Embora eu tenha citado a desorganização de certos eventos, não entrarei na polêmica que envolveu o Open “Perdidos na Madrugada” de Porto Alegre, pois com tão ampla divulgação na mídia do taekwondo, não há mais nada a acrescentar, mas apenas a lamentar.
Aproveito para sugerir aos dirigentes das federações estaduais que reivindiquem à entidade maior, a organização de um novo workshop e convidem o presidente da FETRON, mestre Robson Oliveira, para que ministre uma aula sobre organização de competições de alto nível, a exemplo do que foi o Campeonato Brasileiro/11, em Porto Velho. Mas façam isso logo, antes que a FETRON seja desfiliada, já que o Robson hoje é um opositor ao sistema.
Sugiro ainda que os “mercadores de chancelas” exijam o cumprimento dos regulamentos e respeitem os limites de pontuações estabelecidos por eles próprios e que disciplinem os eventos chancelados, que hoje não passam de miscelânea de graduações, faixa etária, gênero e categorias. Exijam também que seus “clientes” tenham respeito com os atletas e não façam da chancela apenas um caça níquel para engordarem seus bolsos, em detrimento do verdadeiro desenvolvimento da modalidade.
O presidente em exercício da CBTKD, utilizando-se do seu codinome, divulgou nota afirmando não ser conivente com a baderna do open de Porto Alegre.

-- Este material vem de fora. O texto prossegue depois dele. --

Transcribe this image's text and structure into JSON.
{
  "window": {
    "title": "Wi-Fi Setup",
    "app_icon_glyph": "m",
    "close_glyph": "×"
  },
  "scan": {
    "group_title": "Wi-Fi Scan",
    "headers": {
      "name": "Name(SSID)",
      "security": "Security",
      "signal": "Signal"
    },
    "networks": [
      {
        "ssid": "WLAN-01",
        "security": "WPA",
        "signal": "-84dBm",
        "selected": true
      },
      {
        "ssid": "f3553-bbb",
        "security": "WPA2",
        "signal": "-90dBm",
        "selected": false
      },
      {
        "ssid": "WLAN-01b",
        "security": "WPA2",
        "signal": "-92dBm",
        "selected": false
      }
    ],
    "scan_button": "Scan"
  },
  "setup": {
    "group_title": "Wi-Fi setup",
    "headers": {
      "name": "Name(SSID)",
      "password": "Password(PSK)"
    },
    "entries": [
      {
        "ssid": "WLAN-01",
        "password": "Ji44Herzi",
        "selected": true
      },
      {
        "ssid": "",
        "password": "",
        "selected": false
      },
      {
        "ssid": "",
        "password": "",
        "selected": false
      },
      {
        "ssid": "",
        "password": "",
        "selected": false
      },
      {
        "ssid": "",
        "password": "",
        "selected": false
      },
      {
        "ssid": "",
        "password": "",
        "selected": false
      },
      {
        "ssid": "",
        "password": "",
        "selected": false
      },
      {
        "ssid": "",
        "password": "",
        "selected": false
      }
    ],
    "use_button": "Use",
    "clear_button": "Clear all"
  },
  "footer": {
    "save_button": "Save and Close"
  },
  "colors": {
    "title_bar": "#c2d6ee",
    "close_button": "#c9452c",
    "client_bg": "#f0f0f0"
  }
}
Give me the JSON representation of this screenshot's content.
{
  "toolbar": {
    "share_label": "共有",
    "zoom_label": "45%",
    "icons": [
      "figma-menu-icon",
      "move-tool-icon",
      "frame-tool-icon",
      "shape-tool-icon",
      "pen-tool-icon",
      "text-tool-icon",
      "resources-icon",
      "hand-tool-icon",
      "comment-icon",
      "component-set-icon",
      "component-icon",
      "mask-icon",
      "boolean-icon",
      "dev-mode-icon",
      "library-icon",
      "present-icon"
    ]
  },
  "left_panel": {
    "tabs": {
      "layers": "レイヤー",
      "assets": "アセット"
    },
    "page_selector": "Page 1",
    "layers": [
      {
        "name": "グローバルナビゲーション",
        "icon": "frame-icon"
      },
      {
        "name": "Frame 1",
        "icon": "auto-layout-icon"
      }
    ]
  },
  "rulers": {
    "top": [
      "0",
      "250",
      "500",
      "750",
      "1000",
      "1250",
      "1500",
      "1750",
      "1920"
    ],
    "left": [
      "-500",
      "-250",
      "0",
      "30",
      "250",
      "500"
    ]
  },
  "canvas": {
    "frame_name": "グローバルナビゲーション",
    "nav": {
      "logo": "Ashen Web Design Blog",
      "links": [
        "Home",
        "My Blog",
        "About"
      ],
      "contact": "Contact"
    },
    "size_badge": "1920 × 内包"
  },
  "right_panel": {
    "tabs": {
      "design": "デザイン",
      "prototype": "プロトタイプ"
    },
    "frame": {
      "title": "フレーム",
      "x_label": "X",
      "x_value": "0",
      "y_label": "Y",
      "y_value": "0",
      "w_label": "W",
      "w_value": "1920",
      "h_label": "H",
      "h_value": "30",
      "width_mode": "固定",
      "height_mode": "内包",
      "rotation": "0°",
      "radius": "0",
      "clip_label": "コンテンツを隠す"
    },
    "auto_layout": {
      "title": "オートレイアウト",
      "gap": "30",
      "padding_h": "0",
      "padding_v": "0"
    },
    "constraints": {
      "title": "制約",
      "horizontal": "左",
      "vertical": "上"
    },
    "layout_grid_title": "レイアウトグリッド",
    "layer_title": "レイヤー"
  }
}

A nota é contraditória, uma vez que o site oficial da entidade, por outro lado, diz expressamente: “Não nos responsabilizamos por quaisquer outros eventos que não constem nesta lista”. A lista a que se refere divulga a relação dos contemplados com a chancela, dentre eles o Porto Alegre Open, pelo qual a entidade oficial assumiu a responsabilidade, mas o presidente quer fugir dela. A intenção do aviso no site era claramente a de prejudicar os opens não chancelados, porém o tiro saiu pela culatra, pois foi um chancelado que detonou o esquema. Por outro lado conhecemos eventos não chancelados e que são exemplos de organização e recorde de público.
Pelas reações impulsivas que tem sido praxe por parte da administração maior, a repercussão negativa sobre a baderna do open gaúcho, pode custar ao dirigente da “federação dos pampas” um processo de cassação e a execração pública em blogs anônimos, além de ter sua federação desfiliada para limpar a barra do cartola tampão. Talvez até se livre da ”forca”, desde que empreste seu prestígio para promover a campanha do pretensioso presidente em exercício, rumo a sonhada plenitude do cargo nas eleições de 2013.
Na qualidade de adepto das técnicas orientais de meditação, o presidente gaúcho deve estar sempre em estado elevado de consciência e não será a torrente de críticas que recebeu que irá tirar-lo do seu ponto de equilíbrio.
Menos mal, assim também não corro o risco de ser processado pela vigésima sétima vez.